2016年8月10日水曜日

年間第19主日

この日のみ言葉は、「あなたがたも用意していなさい」と私たちに呼び掛けています。


後藤神父様のお説教をご紹介します。

『今日の答唱詩編の答唱句である「神の 注がれる目は 神を おそれる者に 神の愛に 希望を 置く者の上に」
このみ言葉を、私たちは本当に心を込めて歌っていただろうか。そんなことを考えながら皆さんと共に答唱詩編を謳っていました。神の慈しみの目を感じることができるとすれば、それはみ言葉によると、神をおそれる人、そして神の愛に希望を置く人に対してだろうかと、そんなことを思ってこの答唱詩編を謳い祈っていました。そして皆さん一人ひとりは、どんな思いでこの答唱詩編を謳い、このみ言葉を味わい祈っているのだろうかと考えていました。そして、ただオウム返しのように繰り返し謳うだけではなく、神様の慈しみを私たちの心に感じることができないのかとそんな思いでした。

さて、今日のみ言葉は、「あなたがたも用意していなさい」と私たちに呼び掛けています。
先週と同じルカの12章で話されるイエスの弟子たちに対する話が今週も続いています。遺産相続を願い富や財産に目を向けた者にたとえ話をとおして「愚か者」にならないよう貪欲に対してよくよく警戒し「神に信頼し、御国を求めなさい」とイエスは言われました。貪欲な心を抑えて、神に信頼する一週間を過ごすことは出来たでしょうか。
昨日は、71年目を迎える広島の原爆投下の日でした。教会の鐘が鳴り響く朝8時15分、平和の重みを感じる朝となりましたが、原爆の犠牲者を思い、平和の鐘に耳を澄ませて祈った人はどれほどいたでしょうか。同じ時刻には平和の祭典であるスポーツのオリンピックが始まりました。

命の尊さ平和への願いは、尊く大切なものであると誰もが思います。だからこそ、安心して平和に毎日を過ごすために、老後の生活のことも心配になりますし、富や財産に執着してしまうのです。財産が命を保証するものではないと思いながら、信仰が未熟なため葛藤も生まれます。私たちが本当に神を信頼して神の国を信じようとしないならば、ますますこの世に執着することになるのではないでしょうか。
信頼の度合いは、「思い悩むこと」につながっているようです。イエスの言葉に耳を傾け信頼して、共にいてくださるイエスのその教えを生きることができるならば、私たちの心配も小さなものになるような気がします。しかし、日常生活に追われていると、イエスの教えよりも人の話の方が気になります。テレビやネットから流れてくる情報にも振り回されます。イエスへの信頼よりも、時には富や財産の方が大事なものに見えてしまうのです。
イエスは「おそれるな、あなた方の父は喜んで神の国をくださる」と呼びかけ、この世で消えてしまう富ではなく、消えることのない天に富を積みなさいと言われるのです。

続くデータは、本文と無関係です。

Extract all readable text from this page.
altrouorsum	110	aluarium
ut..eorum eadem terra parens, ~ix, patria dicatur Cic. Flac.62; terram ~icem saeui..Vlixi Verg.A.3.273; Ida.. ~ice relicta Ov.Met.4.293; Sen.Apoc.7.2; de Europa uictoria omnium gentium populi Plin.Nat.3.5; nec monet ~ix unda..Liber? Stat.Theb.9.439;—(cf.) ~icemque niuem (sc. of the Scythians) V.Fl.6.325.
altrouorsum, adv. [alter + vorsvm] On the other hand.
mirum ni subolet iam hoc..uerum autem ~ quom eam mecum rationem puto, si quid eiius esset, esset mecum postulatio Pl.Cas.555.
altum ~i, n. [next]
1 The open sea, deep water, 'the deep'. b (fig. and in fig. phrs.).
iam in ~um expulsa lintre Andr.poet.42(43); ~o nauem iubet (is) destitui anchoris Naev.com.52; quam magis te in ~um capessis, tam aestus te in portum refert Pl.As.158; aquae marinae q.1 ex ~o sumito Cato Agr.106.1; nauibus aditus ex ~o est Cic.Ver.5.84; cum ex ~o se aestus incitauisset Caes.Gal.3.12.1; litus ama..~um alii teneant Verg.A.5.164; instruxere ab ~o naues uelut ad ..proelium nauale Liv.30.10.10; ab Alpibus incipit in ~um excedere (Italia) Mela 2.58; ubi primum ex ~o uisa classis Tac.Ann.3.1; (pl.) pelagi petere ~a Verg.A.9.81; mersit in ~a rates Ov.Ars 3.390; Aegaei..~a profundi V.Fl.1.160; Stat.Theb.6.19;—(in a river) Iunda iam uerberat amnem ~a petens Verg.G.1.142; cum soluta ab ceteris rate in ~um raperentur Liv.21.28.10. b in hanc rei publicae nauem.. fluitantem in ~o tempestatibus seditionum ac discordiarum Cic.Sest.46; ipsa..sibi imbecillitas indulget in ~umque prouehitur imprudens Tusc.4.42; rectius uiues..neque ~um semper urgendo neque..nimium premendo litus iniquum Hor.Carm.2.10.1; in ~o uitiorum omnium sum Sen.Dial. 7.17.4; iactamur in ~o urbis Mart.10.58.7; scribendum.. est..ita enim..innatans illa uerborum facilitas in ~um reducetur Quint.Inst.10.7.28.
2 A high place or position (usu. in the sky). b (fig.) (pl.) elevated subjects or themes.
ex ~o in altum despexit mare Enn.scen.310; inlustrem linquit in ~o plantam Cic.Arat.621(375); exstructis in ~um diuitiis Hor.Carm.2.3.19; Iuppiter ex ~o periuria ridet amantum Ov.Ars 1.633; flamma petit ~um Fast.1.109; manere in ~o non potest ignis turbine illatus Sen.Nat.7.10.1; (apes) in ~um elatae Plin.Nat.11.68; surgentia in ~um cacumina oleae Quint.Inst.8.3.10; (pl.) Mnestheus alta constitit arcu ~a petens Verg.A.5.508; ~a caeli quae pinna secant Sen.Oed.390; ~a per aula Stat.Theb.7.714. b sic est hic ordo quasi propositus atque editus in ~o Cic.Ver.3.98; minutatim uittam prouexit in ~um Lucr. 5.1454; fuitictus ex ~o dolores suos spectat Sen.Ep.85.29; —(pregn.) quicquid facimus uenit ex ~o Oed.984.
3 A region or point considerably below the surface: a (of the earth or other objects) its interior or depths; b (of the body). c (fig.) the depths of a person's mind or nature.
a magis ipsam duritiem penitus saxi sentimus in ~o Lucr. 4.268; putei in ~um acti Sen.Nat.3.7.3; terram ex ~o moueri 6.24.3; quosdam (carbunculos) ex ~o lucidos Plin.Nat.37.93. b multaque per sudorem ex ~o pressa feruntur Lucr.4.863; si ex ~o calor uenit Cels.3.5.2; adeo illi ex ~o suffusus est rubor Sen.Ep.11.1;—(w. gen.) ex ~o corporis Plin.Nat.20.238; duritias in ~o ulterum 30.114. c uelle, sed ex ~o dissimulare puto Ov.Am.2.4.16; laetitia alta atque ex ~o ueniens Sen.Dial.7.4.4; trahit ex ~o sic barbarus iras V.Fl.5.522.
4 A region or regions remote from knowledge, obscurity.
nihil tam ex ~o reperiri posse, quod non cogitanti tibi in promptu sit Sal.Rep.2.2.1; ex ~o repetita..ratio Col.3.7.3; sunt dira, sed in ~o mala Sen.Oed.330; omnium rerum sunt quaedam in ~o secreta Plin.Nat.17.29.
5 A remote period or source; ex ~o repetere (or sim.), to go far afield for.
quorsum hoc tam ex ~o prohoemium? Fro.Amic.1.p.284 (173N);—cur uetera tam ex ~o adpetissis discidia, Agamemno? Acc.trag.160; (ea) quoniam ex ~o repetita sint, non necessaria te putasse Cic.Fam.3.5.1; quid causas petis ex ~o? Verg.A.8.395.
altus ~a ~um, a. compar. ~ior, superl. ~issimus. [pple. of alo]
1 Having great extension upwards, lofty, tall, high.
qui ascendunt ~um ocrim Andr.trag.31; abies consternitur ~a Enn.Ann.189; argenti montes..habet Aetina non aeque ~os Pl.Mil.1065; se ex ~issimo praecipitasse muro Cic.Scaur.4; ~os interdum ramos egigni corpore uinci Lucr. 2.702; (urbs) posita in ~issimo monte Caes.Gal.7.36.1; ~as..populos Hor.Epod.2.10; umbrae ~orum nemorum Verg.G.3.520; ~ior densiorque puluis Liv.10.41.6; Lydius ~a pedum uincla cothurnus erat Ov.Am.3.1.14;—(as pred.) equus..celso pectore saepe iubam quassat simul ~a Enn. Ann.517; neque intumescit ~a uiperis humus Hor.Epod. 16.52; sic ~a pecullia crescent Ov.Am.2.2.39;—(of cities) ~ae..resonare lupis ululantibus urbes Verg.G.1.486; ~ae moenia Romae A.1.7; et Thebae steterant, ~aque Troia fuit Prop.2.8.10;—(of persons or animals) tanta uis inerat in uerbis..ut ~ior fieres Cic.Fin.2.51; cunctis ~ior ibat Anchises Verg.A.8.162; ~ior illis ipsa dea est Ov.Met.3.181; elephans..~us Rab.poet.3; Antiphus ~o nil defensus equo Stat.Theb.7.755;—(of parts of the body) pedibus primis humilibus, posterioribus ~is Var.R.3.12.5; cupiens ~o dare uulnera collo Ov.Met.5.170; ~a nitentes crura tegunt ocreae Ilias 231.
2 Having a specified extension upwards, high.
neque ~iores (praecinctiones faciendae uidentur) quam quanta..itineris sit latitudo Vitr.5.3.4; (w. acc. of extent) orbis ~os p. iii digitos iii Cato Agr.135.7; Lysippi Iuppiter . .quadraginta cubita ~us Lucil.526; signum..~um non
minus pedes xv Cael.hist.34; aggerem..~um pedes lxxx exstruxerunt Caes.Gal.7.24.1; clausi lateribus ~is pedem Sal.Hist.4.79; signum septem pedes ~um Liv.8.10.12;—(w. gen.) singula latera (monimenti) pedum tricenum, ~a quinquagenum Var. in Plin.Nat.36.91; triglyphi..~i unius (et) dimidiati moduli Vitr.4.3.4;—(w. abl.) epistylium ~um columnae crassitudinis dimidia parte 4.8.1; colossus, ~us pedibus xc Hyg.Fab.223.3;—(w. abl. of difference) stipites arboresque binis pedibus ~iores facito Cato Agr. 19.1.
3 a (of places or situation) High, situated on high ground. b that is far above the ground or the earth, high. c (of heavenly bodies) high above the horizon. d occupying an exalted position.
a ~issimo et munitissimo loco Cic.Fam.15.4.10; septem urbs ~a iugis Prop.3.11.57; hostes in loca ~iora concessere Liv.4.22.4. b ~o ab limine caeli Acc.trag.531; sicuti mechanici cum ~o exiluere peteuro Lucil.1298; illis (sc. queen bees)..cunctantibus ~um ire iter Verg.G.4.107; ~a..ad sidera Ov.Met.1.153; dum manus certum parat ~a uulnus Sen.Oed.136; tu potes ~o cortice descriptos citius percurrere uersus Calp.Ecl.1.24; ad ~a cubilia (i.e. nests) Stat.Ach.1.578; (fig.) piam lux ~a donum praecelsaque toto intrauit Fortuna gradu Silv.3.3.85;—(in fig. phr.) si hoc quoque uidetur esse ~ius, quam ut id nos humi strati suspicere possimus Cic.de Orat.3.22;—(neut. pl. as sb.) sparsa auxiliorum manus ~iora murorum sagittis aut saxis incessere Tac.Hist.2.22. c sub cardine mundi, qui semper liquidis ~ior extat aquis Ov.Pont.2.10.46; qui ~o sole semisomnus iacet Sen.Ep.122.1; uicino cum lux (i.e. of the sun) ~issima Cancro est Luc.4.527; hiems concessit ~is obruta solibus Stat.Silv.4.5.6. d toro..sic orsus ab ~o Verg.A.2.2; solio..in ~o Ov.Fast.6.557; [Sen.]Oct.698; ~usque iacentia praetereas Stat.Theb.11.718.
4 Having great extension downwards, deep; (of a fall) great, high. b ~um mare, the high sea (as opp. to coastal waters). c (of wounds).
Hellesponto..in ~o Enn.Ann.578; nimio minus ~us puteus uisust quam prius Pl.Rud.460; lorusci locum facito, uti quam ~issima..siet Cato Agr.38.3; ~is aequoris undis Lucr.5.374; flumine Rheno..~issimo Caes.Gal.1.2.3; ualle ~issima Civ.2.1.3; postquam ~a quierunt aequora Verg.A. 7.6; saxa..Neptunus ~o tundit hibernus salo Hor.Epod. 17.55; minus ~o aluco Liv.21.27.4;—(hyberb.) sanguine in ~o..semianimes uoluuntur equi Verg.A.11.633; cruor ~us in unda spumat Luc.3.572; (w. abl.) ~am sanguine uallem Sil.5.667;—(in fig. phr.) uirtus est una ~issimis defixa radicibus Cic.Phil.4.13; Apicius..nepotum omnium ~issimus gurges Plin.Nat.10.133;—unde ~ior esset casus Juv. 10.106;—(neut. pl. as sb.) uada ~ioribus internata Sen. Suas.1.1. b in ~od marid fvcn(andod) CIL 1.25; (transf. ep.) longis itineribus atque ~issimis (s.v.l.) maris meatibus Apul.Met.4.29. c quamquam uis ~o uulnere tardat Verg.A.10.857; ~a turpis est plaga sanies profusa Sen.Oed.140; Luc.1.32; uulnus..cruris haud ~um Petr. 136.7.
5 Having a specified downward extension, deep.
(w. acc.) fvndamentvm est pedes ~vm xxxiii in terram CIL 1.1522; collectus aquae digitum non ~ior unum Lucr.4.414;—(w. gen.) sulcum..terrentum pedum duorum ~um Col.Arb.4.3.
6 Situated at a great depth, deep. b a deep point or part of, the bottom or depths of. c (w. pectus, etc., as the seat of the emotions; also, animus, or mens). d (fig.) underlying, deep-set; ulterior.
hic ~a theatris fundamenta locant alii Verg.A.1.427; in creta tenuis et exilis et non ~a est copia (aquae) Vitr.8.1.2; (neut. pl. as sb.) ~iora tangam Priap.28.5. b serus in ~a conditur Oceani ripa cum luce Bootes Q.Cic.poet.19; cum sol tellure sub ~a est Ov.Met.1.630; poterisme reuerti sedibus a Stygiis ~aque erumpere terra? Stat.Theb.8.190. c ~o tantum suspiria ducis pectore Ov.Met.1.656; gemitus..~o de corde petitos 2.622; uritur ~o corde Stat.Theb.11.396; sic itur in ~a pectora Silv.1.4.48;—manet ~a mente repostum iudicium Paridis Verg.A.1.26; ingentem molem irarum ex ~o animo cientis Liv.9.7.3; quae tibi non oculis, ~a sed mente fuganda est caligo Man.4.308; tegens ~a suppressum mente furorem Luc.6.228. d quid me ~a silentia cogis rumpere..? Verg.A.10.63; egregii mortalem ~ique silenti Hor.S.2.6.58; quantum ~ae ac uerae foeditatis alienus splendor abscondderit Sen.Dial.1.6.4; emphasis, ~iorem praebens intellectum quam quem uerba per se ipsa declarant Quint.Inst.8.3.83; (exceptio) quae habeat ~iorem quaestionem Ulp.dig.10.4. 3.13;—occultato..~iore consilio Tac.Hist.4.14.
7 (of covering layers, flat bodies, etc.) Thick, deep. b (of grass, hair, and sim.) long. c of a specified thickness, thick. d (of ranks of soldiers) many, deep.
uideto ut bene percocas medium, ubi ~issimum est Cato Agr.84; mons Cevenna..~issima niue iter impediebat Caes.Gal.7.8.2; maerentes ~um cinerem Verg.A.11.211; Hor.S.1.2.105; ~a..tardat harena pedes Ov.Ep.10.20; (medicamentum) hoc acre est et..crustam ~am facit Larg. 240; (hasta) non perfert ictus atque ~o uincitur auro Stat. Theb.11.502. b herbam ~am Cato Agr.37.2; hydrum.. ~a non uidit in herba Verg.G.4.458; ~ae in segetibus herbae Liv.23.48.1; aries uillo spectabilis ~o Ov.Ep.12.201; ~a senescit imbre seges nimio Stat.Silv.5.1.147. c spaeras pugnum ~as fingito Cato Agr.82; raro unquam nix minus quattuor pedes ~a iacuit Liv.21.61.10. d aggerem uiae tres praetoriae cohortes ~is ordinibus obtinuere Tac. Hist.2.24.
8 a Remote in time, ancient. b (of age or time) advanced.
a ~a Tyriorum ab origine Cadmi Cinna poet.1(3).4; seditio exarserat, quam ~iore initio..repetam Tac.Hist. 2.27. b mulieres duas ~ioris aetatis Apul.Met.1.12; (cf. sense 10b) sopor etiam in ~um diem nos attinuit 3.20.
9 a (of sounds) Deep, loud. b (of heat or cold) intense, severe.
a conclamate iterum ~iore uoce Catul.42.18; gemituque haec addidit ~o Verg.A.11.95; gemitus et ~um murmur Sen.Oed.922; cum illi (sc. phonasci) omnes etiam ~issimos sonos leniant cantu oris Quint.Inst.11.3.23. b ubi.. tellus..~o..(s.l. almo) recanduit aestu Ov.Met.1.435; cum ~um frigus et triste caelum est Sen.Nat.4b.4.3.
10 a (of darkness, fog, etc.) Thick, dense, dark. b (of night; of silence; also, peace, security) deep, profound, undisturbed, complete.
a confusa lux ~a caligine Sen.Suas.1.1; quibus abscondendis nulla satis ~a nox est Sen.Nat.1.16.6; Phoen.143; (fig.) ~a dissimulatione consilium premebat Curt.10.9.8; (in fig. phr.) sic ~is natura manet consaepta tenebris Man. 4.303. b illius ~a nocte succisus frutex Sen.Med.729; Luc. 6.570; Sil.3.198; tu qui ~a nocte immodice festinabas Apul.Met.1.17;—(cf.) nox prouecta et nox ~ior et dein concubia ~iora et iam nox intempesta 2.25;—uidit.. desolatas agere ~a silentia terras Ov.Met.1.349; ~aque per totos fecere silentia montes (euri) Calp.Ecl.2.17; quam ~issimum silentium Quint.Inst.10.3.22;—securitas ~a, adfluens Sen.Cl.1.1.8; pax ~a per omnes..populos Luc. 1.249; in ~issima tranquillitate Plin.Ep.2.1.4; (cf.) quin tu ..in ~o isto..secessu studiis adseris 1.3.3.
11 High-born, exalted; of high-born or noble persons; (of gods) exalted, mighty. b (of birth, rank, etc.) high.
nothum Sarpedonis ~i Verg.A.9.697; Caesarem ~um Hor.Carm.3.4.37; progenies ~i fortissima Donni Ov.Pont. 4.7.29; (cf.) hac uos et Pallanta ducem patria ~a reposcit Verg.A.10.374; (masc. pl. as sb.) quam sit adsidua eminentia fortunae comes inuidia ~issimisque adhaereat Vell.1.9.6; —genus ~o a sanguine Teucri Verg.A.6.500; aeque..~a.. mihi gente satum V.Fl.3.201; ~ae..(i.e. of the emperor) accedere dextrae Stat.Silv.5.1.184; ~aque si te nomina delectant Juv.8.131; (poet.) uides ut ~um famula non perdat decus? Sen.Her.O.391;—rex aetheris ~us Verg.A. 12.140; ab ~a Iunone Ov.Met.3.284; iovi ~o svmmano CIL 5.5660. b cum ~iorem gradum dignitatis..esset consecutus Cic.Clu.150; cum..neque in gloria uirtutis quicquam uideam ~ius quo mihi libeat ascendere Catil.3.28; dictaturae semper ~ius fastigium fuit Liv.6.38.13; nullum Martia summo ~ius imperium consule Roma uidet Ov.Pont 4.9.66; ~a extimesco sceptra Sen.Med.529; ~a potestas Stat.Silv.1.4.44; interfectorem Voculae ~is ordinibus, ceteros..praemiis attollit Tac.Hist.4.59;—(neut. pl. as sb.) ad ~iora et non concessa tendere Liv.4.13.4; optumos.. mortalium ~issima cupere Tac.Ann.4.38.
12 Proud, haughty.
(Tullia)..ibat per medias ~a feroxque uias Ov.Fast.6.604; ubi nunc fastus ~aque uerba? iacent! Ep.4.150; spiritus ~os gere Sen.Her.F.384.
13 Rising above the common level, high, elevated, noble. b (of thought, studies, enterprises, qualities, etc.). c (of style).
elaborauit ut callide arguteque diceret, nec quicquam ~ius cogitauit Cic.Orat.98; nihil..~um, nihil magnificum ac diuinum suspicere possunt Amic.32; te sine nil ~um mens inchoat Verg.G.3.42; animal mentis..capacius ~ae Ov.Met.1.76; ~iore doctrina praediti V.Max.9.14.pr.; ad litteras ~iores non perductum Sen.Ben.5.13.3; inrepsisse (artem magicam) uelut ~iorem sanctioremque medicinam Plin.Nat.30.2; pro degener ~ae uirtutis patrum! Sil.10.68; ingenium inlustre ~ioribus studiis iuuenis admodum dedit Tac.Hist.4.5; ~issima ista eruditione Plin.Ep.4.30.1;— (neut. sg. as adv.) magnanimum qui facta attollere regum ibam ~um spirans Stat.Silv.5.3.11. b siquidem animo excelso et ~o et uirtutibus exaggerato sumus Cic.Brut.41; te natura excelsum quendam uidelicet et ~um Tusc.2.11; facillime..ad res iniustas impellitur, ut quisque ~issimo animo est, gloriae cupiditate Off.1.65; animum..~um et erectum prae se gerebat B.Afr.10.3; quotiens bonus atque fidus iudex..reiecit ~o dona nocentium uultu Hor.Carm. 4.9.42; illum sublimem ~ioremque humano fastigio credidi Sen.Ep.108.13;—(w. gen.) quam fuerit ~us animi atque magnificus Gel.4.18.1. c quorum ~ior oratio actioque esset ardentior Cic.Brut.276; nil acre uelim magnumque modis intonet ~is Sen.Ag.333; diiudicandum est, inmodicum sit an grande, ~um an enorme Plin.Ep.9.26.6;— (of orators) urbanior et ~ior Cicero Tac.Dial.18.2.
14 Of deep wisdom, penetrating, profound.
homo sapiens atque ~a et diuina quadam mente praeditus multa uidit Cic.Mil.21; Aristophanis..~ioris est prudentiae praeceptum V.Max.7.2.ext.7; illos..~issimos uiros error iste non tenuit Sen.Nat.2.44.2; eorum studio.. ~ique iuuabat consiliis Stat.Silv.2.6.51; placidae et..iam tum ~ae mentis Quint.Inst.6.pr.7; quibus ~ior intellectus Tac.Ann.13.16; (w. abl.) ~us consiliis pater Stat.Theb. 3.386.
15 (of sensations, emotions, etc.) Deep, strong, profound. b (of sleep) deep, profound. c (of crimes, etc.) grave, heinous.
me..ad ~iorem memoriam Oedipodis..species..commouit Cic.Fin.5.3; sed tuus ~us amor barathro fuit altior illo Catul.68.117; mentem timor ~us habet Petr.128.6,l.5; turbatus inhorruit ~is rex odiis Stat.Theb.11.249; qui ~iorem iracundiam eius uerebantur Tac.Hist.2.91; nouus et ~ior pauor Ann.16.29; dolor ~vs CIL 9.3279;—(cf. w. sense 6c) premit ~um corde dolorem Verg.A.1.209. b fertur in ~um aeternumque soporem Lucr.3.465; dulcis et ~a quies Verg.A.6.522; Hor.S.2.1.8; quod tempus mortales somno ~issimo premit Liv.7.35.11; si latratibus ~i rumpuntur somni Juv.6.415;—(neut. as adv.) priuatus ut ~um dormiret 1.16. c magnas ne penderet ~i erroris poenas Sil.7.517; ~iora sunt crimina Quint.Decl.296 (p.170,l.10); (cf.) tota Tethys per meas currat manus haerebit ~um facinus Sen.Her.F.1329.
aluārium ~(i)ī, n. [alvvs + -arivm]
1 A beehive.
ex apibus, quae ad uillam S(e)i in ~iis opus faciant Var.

平和旬間が始まりました。8月は日本にとって忘れることの出来ない歴史が蘇ります。いのちや平和の尊さを改めて考えさせられる月でもあります。平和を願い祈る私たちですが、戦争の悲惨さは薄れていくばかりです。平和の実現のために、また心からの祈りをささげるためにも、主に信頼し目覚めていることが大切です。
信仰において、目を覚まして私たちが用意しておくこととは何でしょうか?

私たちは共同体として一致し、ミサの中でも主の食卓を囲んでいます。そしてまた、助け合いながら教会でも食べたり飲んだりしながら信仰を生きています。それは神の心、神の意志を大切にする交わりがそこにあるということでしょう。昨日もボーイスカウトが発団してから39周年を迎える記念のミサを捧げました。昼は楽しいひと時を過ごし、冷たいソーメンをボーイのメンバーと共に楽しくいただき心も爽快になりました。そしてその日の午後からは、外国籍の人たちも多く参加した「夕べの会」でも楽しく賑やかな時間を過ごさせていただきました。

単純で明快な神の世界のあかしは、「持ち物を売り、貧しい人に施す」ことなのかもしれません。神にだけに向かって、神に希望をおいた貧しさの中で、希望を失うことなく生きるあかしがあるからです。
それは神に対する絶大な信頼が前提となるものであり、御国を求める心から始まるのです。御国は神の民が集まるのであり、私たちはその一人にすぎないのです。
イエスは弟子たちに、自分の全ての時間、力、思いを持って捧げ尽くすことを願いました。「目覚めていなさい」は、そのことを告げているともいえるのです。
「神に信頼し、御国を求めなさい。目覚めていなさい」

平和を願い祈る私たちですが、一人一人を見つめ招かれている神に、もう一度心を開いてその呼びかけに耳を傾けることができるよう祈りましょう。』